Programmers can examine existing code and determine what might improve it. Think briefly about how science fiction authors write about genetically engineered creatures; they always seem to be improvements. We modify crops similar to how we make changes in software projects. Introducing plum pox virus genes into plums to increase their resistance is equivalent to importing libraries into our projects.

What does this mean for beautiful code? Well, the ability to tell what the code does and how we can combine it to create improvements is part of what makes it a better survivor, so that aspect must go towards our definition of beautiful. If we can make effective changes safely, we have an advantage over the competition. This aspect, too, must be part of the definition of beautiful code. Whatever makes the source better able to survive and create more of the same source will define what beauty is.

We can’t personally see the beauty, whichever way we look at this. We do not find the most beautiful code attractive. Its properties can only be recognised rationally. We are not struck with awe at beautiful code. And neither are we aroused by a particularly elegant walrus.

But that makes sense because beauty is something in our genes first, our culture second, and only finally in our individual selves. Our sense of beauty starts with our rawest instinct about a thing. We gaze in awe at cliffs and large buildings or from the tops of mountains or the windows on a plane. These senses of beauty (or fear or wonder) are human. Not Western, Eastern, feminine or masculine. All humans see something positive in a warm glow from the window of an abode on a cold night. But this sense is fragile. We logically override the good feeling if our rational self notices a chain-link fence between us and the glow. If we hear alien language from within the building, our suspicion is raised. This is our self overriding the genetic response. Christopher Alexander wanted to avoid this with his paper strip experiment. His abstract test allowed for the most concrete yet honest response.

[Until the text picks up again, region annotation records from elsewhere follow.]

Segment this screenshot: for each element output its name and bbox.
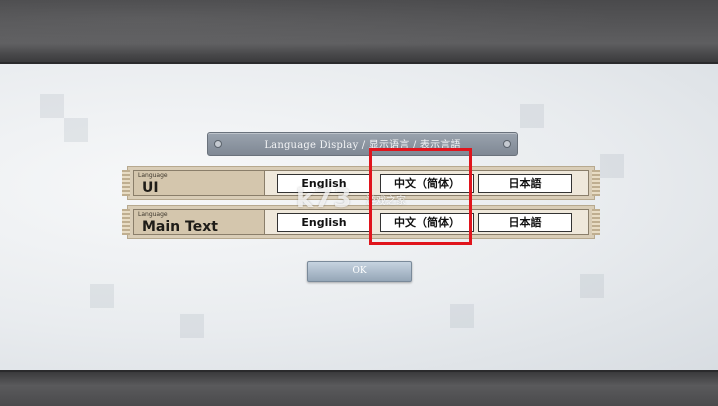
camo-pattern xyxy=(600,154,624,178)
watermark-logo: k73 xyxy=(296,184,353,214)
chinese-option-highlight-box xyxy=(369,148,472,245)
camo-pattern xyxy=(40,94,64,118)
camo-pattern xyxy=(90,284,114,308)
main-text-language-small-label: Language xyxy=(138,211,168,218)
camo-pattern xyxy=(64,118,88,142)
top-frame-bar xyxy=(0,0,718,64)
bottom-frame-bar xyxy=(0,370,718,406)
ui-language-small-label: Language xyxy=(138,172,168,179)
camo-pattern xyxy=(580,274,604,298)
camo-pattern xyxy=(180,314,204,338)
main-text-language-label: Main Text xyxy=(142,219,218,235)
camo-pattern xyxy=(520,104,544,128)
ok-button[interactable]: OK xyxy=(307,261,412,282)
ui-option-japanese[interactable]: 日本語 xyxy=(478,174,572,193)
ui-language-label: UI xyxy=(142,180,159,196)
rivet-icon xyxy=(503,140,511,148)
camo-pattern xyxy=(450,304,474,328)
ui-language-label-box: Language UI xyxy=(134,171,265,196)
main-text-language-label-box: Language Main Text xyxy=(134,210,265,235)
main-text-option-japanese[interactable]: 日本語 xyxy=(478,213,572,232)
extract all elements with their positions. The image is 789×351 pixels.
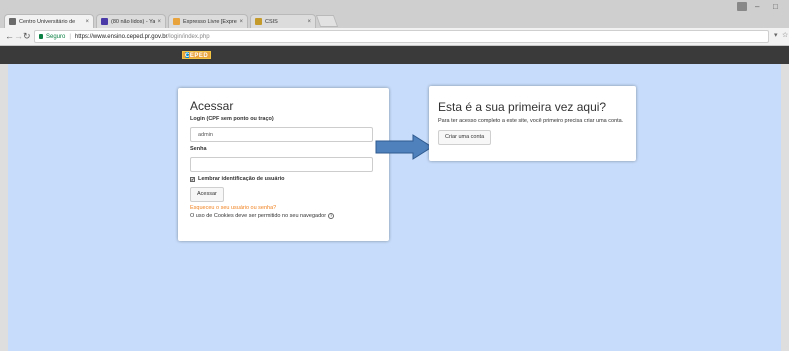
maximize-icon[interactable]: □ [773,2,778,11]
url-field[interactable]: Seguro | https://www.ensino.ceped.pr.gov… [34,30,769,43]
extension-icon[interactable]: ▾ [774,31,778,39]
username-input[interactable]: admin [190,127,373,142]
right-arrow-icon [375,134,433,160]
tab-close-icon[interactable]: × [307,19,311,25]
url-host: https://www.ensino.ceped.pr.gov.br [74,33,168,40]
tab-label: (80 não lidos) - Yahoo [111,18,156,25]
help-icon[interactable]: ? [328,213,335,219]
url-path: /login/index.php [167,33,210,40]
forgot-password-link[interactable]: Esqueceu o seu usuário ou senha? [190,205,377,211]
login-card: Acessar Login (CPF sem ponto ou traço) a… [178,88,389,241]
forward-arrow-icon[interactable]: → [14,31,23,41]
password-input[interactable] [190,157,373,172]
browser-address-bar: ← → ↻ Seguro | https://www.ensino.ceped.… [0,28,789,46]
site-header: CEPED [0,46,789,64]
browser-profile-icon[interactable] [737,2,747,11]
secure-label: Seguro [46,33,66,40]
tab-favicon-icon [101,18,108,25]
tab-favicon-icon [255,18,262,25]
login-title: Acessar [190,99,234,113]
lock-icon [39,34,43,39]
browser-tab[interactable]: (80 não lidos) - Yahoo × [96,14,166,28]
browser-tab-strip: Centro Universitário de × (80 não lidos)… [0,0,789,28]
tab-close-icon[interactable]: × [157,19,161,25]
bookmark-star-icon[interactable]: ☆ [782,31,788,39]
signup-description: Para ter acesso completo a este site, vo… [438,118,624,124]
tab-close-icon[interactable]: × [85,19,89,25]
cookies-notice-text: O uso de Cookies deve ser permitido no s… [190,213,327,219]
site-logo[interactable]: CEPED [182,51,212,59]
tab-close-icon[interactable]: × [239,19,243,25]
signup-card: Esta é a sua primeira vez aqui? Para ter… [429,86,636,161]
remember-user: ✔ Lembrar identificação de usuário [190,176,377,182]
address-separator: | [69,33,71,40]
tab-favicon-icon [173,18,180,25]
page-content: Acessar Login (CPF sem ponto ou traço) a… [8,64,781,351]
create-account-button[interactable]: Criar uma conta [438,130,492,145]
minimize-icon[interactable]: – [755,2,759,11]
browser-tab[interactable]: CSIS × [250,14,316,28]
tab-label: Expresso Livre [Expresso [183,18,237,25]
reload-icon[interactable]: ↻ [23,31,31,42]
login-button[interactable]: Acessar [190,187,224,202]
browser-tab[interactable]: Expresso Livre [Expresso × [168,14,248,28]
remember-checkbox[interactable]: ✔ [190,176,195,182]
signup-title: Esta é a sua primeira vez aqui? [438,100,607,114]
browser-tab[interactable]: Centro Universitário de × [4,14,94,28]
new-tab-button[interactable] [315,15,339,27]
tab-label: CSIS [265,18,278,25]
tab-favicon-icon [9,18,16,25]
username-label: Login (CPF sem ponto ou traço) [190,116,274,122]
back-arrow-icon[interactable]: ← [5,31,14,41]
tab-label: Centro Universitário de [19,18,76,25]
remember-label: Lembrar identificação de usuário [198,176,285,182]
password-label: Senha [190,146,207,152]
cookies-notice: O uso de Cookies deve ser permitido no s… [190,213,377,219]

Why we think things are beautiful can be societal and personal, but whichever layer you choose, beauty is the objectification of quality in that domain. A beautiful dance is a genetic beauty of grace and motion, a cultural beauty of consistency with a pattern, and a personal beauty if you prefer a particular type of dance. What’s useful for us is to see that the quality without a name is closer to pure genetic beauty, even in chairs and paper strips.

But then, we find ourselves in a desperate position. We haven’t been evolving for the last hundred thousand years alongside code. We don’t have any genetic sense of beauty in that domain. So, we cannot see beautiful code at that lowest level. We can only see its beauty in the cultural (coding standards) or personal (familiarity) sense. We may objectively state that some code matches our cultural norms and that we like it, but we can’t assess whether it’s beneficial. Just looking won’t tell us if it’s good. We must act like genetic processes of that domain, making changes and building unquestioningly before seeing it all tumble down to be superseded by a superior piece of code. We can only verify whether code achieved our goals. We can only loosely estimate how likely the code will survive.

This is why software architects have a Herculean job to do. They have to provide a path to follow while blindfolded. Most will choose safety: they will adjust an existing paradigm to fit the purpose, much like how DNA recombination works. Sometimes, the different pieces work out great. Other times, they complicate and cause problems. But then, that’s information to never do that again, effectively neutering the code so it can’t breed more offspring.